O acesso a telemóveis é interdito, como quase tudo numa prisão. Mas há quem, dos vários estabelecimentos prisionais do país tente explicar o que se passa. Por carta, por mensagens, por email através de telemóveis.
Essas mensagens seguem frequentemente para vários destinatários. Nenhum ou quase nenhum responde: grupos parlamentares da Assembleia, ministros, associações, Presidente da República. Há menos de dois meses, um grupo de reclusos pediu a Marcelo Rebelo de Sousa para visitar a prisão de onde escreviam. Mas depressa desistiram. O que queriam era que os representantes do Estado e dos órgãos de soberania visitassem a prisão como ela é na sua realidade do dia-a-dia e isso seria impossível.

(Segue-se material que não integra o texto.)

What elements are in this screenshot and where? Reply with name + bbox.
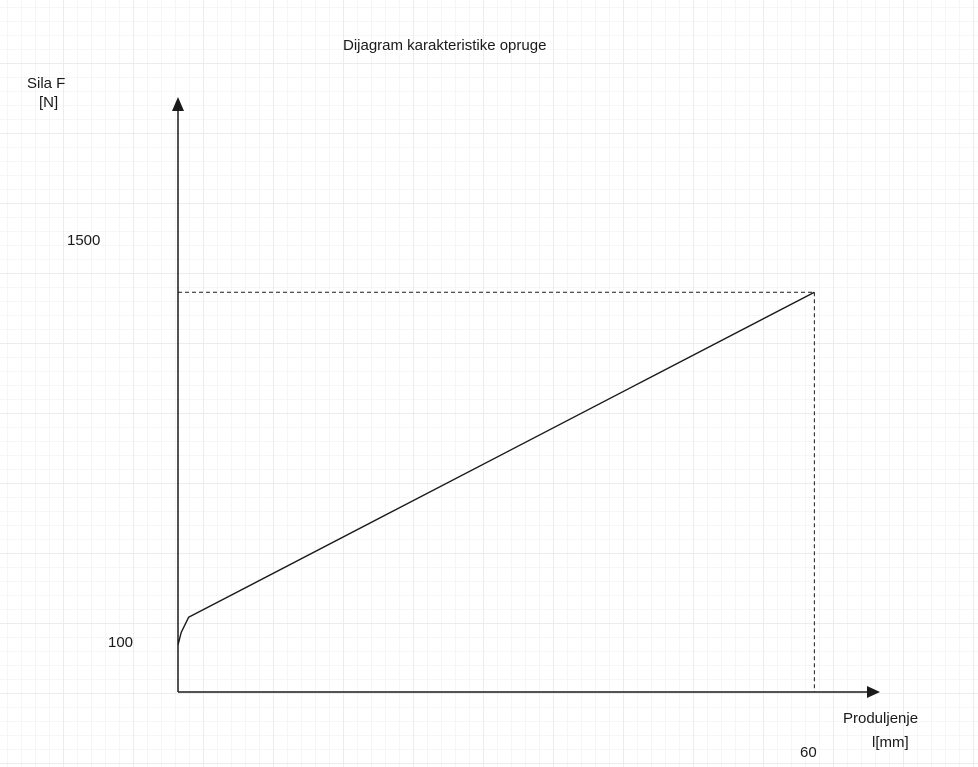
y-tick-label-100: 100 [108, 634, 134, 651]
x-axis-arrow-icon [867, 686, 880, 698]
x-axis-label-line2: l[mm] [872, 734, 909, 751]
y-axis-label-line1: Sila F [27, 75, 66, 92]
series-line-0 [177, 291, 815, 646]
x-tick-label-60: 60 [800, 744, 817, 761]
chart-title: Dijagram karakteristike opruge [343, 37, 547, 54]
y-tick-label-1500: 1500 [67, 232, 101, 249]
y-axis-arrow-icon [172, 97, 184, 111]
x-axis-label-line1: Produljenje [843, 710, 919, 727]
y-axis-label-line2: [N] [39, 94, 59, 111]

Na realidade, dizem, a limpeza feita não afasta os ratos, a comida chega a ser servida crua, as camas onde se deitam não têm lençóis e os colchões são húmidos; nem sempre há água, e quando alguém reclama, muitas vezes, tem um castigo. “As prisões em vez de tentarem reeducar o indivíduo, fazem-no entrar num ciclo”, diz o recluso de Vale de Judeus. “Fazem com que o indivíduo fique revoltado.”